If you are a defendant in a criminal proceeding, you are entitled to a lawyer to defend you from the allegations. A defense strategy can challenge or restrict the prosecution’s arguments, provide a legal defense for your actions, & more. The prosecutor must prove allegations beyond a reasonable doubt.
Successfully arguing a legal defense in criminal court is challenging, & the stakes are pretty high. Therefore, it is recommended to consult with Hitchcock criminal defense attorney before taking any steps.
Common defenses in criminal cases
Criminal defenses are strategies used in law to dispute or overturn the proof brought out by the prosecution against a defendant. Criminal cases can involve a variety of defenses, including the following:
An alibi defense argues that the defendant did not witness the crime when it took place. This defense uses evidence that the accused was prohibited from committing the alleged offense, such as witness statements, surveillance footage, or documented actions.
According to this defense, the defendant engaged because they believed there was a genuine, immediate danger to their safety or the security of others. It claims that the defendant had no option but to use force to defend himself.

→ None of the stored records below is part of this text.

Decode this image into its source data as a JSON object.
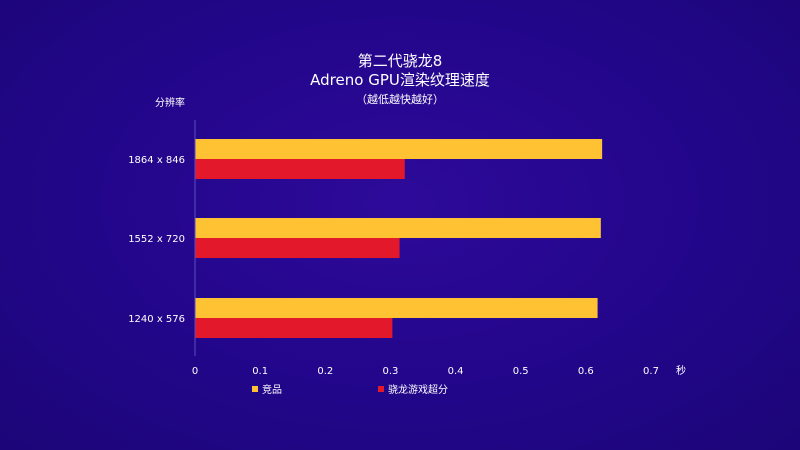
{
  "chart_data": {
    "type": "bar",
    "orientation": "horizontal",
    "title": "第二代骁龙8",
    "subtitle": "Adreno GPU渲染纹理速度",
    "note": "（越低越快越好）",
    "ylabel": "分辨率",
    "xlabel": "秒",
    "categories": [
      "1864 x 846",
      "1552 x 720",
      "1240 x 576"
    ],
    "series": [
      {
        "name": "竞品",
        "color": "#ffc233",
        "values": [
          0.625,
          0.623,
          0.618
        ]
      },
      {
        "name": "骁龙游戏超分",
        "color": "#e3192b",
        "values": [
          0.322,
          0.314,
          0.303
        ]
      }
    ],
    "xlim": [
      0,
      0.7
    ],
    "xticks": [
      "0",
      "0.1",
      "0.2",
      "0.3",
      "0.4",
      "0.5",
      "0.6",
      "0.7"
    ],
    "grid": false,
    "legend": "bottom"
  }
}
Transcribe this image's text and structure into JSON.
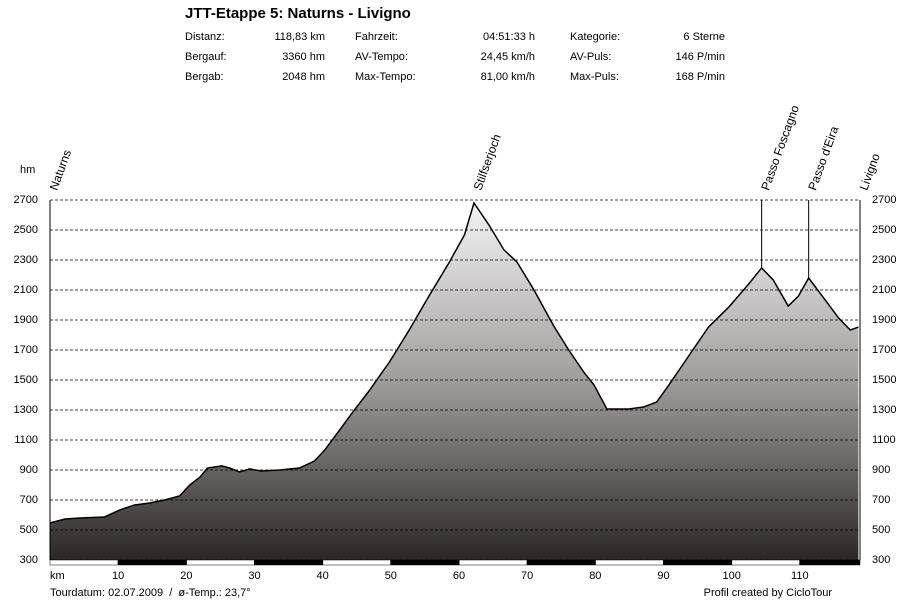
{
  "chart_data": {
    "type": "area",
    "title": "JTT-Etappe 5: Naturns - Livigno",
    "stats": [
      [
        "Distanz:",
        "118,83 km",
        "Fahrzeit:",
        "04:51:33 h",
        "Kategorie:",
        "6 Sterne"
      ],
      [
        "Bergauf:",
        "3360 hm",
        "AV-Tempo:",
        "24,45 km/h",
        "AV-Puls:",
        "146 P/min"
      ],
      [
        "Bergab:",
        "2048 hm",
        "Max-Tempo:",
        "81,00 km/h",
        "Max-Puls:",
        "168 P/min"
      ]
    ],
    "y_label": "hm",
    "x_label": "km",
    "x": [
      0,
      2.2,
      4.4,
      8,
      10.2,
      12.4,
      14.6,
      16.8,
      19,
      20.5,
      22,
      23.1,
      25.2,
      26.4,
      27.8,
      29.3,
      31,
      33.7,
      36.6,
      38.8,
      40.3,
      42.5,
      44.2,
      46.9,
      49.8,
      52.7,
      55.6,
      58.6,
      60.8,
      62.2,
      64.4,
      66.6,
      68.5,
      71,
      73.9,
      76.1,
      78.3,
      79.8,
      81.7,
      84.9,
      87.1,
      89,
      90.8,
      93.7,
      96.6,
      99.6,
      102.5,
      104.4,
      106.1,
      108.3,
      109.8,
      111.3,
      113.5,
      115.7,
      117.4,
      118.6
    ],
    "values": [
      547,
      573,
      580,
      587,
      633,
      667,
      680,
      700,
      727,
      800,
      853,
      913,
      927,
      913,
      887,
      907,
      893,
      900,
      913,
      960,
      1033,
      1167,
      1273,
      1433,
      1620,
      1833,
      2060,
      2287,
      2467,
      2680,
      2533,
      2367,
      2287,
      2100,
      1860,
      1700,
      1553,
      1467,
      1307,
      1307,
      1320,
      1353,
      1467,
      1660,
      1853,
      1987,
      2140,
      2247,
      2167,
      1993,
      2060,
      2180,
      2047,
      1913,
      1833,
      1853
    ],
    "xlim": [
      0,
      118.83
    ],
    "xticks": [
      10,
      20,
      30,
      40,
      50,
      60,
      70,
      80,
      90,
      100,
      110
    ],
    "ylim": [
      300,
      2700
    ],
    "yticks": [
      300,
      500,
      700,
      900,
      1100,
      1300,
      1500,
      1700,
      1900,
      2100,
      2300,
      2500,
      2700
    ],
    "grid": true,
    "annotations": [
      {
        "text": "Naturns",
        "x": 0
      },
      {
        "text": "Stilfserjoch",
        "x": 62.2
      },
      {
        "text": "Passo Foscagno",
        "x": 104.4,
        "line": true
      },
      {
        "text": "Passo d'Eira",
        "x": 111.3,
        "line": true
      },
      {
        "text": "Livigno",
        "x": 118.83
      }
    ],
    "footer_left": "Tourdatum: 02.07.2009  /  ø-Temp.: 23,7°",
    "footer_right": "Profil created by CicloTour"
  }
}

According to this defense, the defendant had no way to grasp the nature and wrongness of their acts at the moment of the crime because they suffered from a severe mental disease or illness. If successful, this defense might result in a not-guilty because of insanity, possibly resulting in mental treatment rather than jail.
Mistake of fact
According to this defense, the arrested person committed a genuine & reasonable crime regarding a fact or situation connected to the stated offense. This error must be significant enough to impact the prosecution’s case negatively.
It is essential to keep in mind that jurisdiction, & the nature of each case will affect the availability & strength of these defenses. Similarly, the defendant’s case can be improved by incorporating certain defenses.
Other notable defenses consist of the following:
- Entrapment: Argues that the defendant was compelled by law enforcement to commit a crime that they otherwise would not have.
- Duress or coercion: Argues that the defendant’s only reasonable choice was to commit the offense to stop more significant damage.
- Necessity: Argues that the defendant’s only reasonable choice was to commit the offense to stop a bigger damage.
- Consent: Claims that the charged person took part in the alleged act willingly & knowingly.
Make sure you speak to a criminal defense lawyer and get legal assistance.